Transcribed from the Ellensburg Daily Record, Ellensburg, WA, December 1, 1947, pages 1, 4:
Eight Dead in Seattle Crash; Blame Brakes
Twenty-One Escape from Flaming Wreckage of Alaska Plane; Blind Woman Dies In Car Hit By Ship
SEATTLE, Dec. 1–(AP)– The pilot of a four-engined Alaska Airlines transport plane which crashed and burned at the Seattle-Tacoma airport blamed the crash today on failure of the hydraulic brakes to “take the slightest hold.” Eight persons died and two others were in critical condition as a result of the accident late yesterday.
The pilot, Capt. James E. Farris, 37, of Seattle, told the Seattle Times that the DC-4 plane landed at a speed of approximately 100 miles an hour, “rolled like it was on a bed of ball-bearings” until it leaped a 60-foot embankment at the end of the airport runway. It crashed into an automobile on the highway below, killing a blind woman in the car. The plane was flying from Anchorage, Alaska, to Seattle.
It had 28 persons aboard, 25 passengers and a crew of three.
The list of dead rose to eight with the death in the New Renton hospital of 44-year-old Jonas E. Johnson of Palmer, Alaska. His 21-month-old son, Gordon, died yesterday in the plane’s wreckage. Mrs. Johnson had been treated for burns and released from the hospital.
Two Still Critical
Two passengers were reported in critical condition at the New Renton hospital and two were listed as unsatisfactory at Harborview County hospital.
The others had been released after treatment or were recovering from minor burns and bruises in the hospital.
Twenty-six of the 28 aboard the big plane scrambled from door and emergency exits or were pulled from the flames by rescuers. All, however, were seared by the gasoline-fed flames that flashed through the fuselage. Four of the rescued died later.
The latest casualties were Johnson and the plane’s stewardess, Miss Reba Monk of Santa Monica, Calif., who was credited by survivors with having led many of the passengers to safety.
The other dead are:
Fred Smith, Tacoma, Wash., who died eight hours after the crash.
Leslie Howe, 33, Seattle and Spokane, Wash., a carpenter, died in the hospital.
Ole Ring, Anchorage, Alaska, died of burns and injuries.
Mrs. Virginia Stitsworth, 33, Tacoma, entertainer known professionally as Virginia Grafton.
Gordon Johnson, 21-month-old son of Mr. and Mrs. J. E. Johnson, Palmer, Alaska.
Mrs. Pearl Stella Jones, 43, Seattle, blind woman trapped in the car which the big transport smashed as it careened off the field into the intersection of the Des Moines, Wash., highway and 188th St.
Bodies of two of the dead were not recovered until nearly four hours after the crash because of the intense heat emitting from the wreckage.
The plane, a DC-4, crashed only a few minutes after it had been turned back from an attempted landing at Seattle’s Boeing Field by fog. Two airport employees in the control tower at the Seattle-Tacoma field said the ceiling radioed to Pilot James Evan Farris, Seattle, as the plane settled through the overcast was “600 feet with one and one-quarter miles visibility.” Three minutes after the crash, a special reading showed the ceiling at “400 feet with three-quarters of a mile visibility.”
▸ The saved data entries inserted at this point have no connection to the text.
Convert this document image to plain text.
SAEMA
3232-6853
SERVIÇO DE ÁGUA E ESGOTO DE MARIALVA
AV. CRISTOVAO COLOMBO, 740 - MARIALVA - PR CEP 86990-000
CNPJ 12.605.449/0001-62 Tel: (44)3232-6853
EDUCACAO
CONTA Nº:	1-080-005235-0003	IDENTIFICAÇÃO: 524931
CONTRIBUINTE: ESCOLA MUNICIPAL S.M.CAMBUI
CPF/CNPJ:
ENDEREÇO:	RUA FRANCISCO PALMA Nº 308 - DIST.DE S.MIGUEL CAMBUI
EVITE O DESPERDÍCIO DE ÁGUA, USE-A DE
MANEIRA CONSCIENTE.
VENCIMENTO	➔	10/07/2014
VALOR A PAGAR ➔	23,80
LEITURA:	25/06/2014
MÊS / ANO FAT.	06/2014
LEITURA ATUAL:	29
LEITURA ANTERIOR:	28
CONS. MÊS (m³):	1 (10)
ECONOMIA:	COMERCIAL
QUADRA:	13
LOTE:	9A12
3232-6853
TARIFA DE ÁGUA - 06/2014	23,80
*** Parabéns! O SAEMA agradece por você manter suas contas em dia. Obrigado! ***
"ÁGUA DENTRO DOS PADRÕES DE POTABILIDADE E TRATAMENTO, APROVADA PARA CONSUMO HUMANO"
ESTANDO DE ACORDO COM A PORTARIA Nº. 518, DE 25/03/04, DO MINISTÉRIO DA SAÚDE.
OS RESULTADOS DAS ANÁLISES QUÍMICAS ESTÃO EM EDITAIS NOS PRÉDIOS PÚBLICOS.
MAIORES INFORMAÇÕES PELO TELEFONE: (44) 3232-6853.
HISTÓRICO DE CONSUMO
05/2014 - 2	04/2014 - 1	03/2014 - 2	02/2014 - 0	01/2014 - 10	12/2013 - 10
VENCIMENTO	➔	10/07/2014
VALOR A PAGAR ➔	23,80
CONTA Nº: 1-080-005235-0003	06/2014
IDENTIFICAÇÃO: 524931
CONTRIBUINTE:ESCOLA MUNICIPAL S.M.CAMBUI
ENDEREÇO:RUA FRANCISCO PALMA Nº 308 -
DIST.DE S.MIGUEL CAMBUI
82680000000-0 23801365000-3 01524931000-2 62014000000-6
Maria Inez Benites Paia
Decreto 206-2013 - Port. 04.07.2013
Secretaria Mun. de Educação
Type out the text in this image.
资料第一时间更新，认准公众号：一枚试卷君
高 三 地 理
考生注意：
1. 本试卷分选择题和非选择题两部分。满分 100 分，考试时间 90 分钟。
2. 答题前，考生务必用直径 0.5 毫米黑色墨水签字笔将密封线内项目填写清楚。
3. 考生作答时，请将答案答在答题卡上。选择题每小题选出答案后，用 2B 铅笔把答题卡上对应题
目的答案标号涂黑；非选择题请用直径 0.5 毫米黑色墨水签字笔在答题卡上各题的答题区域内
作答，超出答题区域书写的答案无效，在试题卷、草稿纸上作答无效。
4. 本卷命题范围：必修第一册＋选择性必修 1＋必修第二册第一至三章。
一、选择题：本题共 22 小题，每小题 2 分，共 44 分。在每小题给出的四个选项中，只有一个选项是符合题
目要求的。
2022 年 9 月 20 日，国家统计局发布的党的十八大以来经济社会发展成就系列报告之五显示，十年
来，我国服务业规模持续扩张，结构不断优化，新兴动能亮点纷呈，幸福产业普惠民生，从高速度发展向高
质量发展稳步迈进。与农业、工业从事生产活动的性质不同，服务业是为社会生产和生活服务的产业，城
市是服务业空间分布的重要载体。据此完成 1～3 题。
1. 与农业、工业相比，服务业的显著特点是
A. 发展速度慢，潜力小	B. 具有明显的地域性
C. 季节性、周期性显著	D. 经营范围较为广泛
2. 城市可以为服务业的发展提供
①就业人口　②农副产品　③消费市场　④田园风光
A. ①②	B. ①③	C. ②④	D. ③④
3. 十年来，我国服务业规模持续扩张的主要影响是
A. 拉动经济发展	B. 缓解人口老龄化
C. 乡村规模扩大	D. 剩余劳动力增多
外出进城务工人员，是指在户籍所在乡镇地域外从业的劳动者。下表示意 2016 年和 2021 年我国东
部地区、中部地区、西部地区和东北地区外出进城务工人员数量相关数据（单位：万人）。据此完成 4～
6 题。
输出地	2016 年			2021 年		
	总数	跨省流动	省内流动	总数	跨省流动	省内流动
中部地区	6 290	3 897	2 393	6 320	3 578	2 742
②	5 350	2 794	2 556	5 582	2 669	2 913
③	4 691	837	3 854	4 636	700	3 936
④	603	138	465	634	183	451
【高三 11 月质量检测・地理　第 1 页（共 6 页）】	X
Harold K. Philips, chief of the non-scheduled maintenance division for the Civil Aeronautics Administration, sped to the scene for official inquiry and said:
“Apparently the pilot ground-looped when he saw he was going off the runway.”
Appeared Down Safely
Mrs. Jones, a widow and mother of a 9-year-old boy, was riding with a neighbor, Ira Van Volkenburg when the plane came plunging down a steep bank and swept the car across the road. Van Volkenburg said he escaped by kicking out a window and then groped in the smashed car without finding Mrs. Jones. He was driven away seconds later as the plane burst into flames and then was wracked by an explosion.
Eye-witnesses said the plane had made an apparent safe landing when it suddenly turned and went broadside over the bank at the end of the runway.
An outboard engine struck the bank as the plane sagged and watchers at the control tower said it “popped into flames.” Then it flared again as it flattened Von Volkenburg’s automobile and finally was sheathed in flame as the fuel tanks exploded.
The liner had been dogged by bad weather since it took off from Anchorage, Alaska, last Thursday. During its flight from Alaska it was delayed at Yakutat and Annette Island, near Ketchikan. It had taken off from Annette at 9:30 a. m. yesterday.
Alaska Airlines spokesman said it was the company’s first fatal crash in 10 years operation.
Leon D. Cuddeback, safety investigator for the Civil Aeronautics Board, said the airline is a regularly scheduled operator in Alaska but is non-scheduled on flights to the states.
He said an intensive check into the tragedy would be opened today.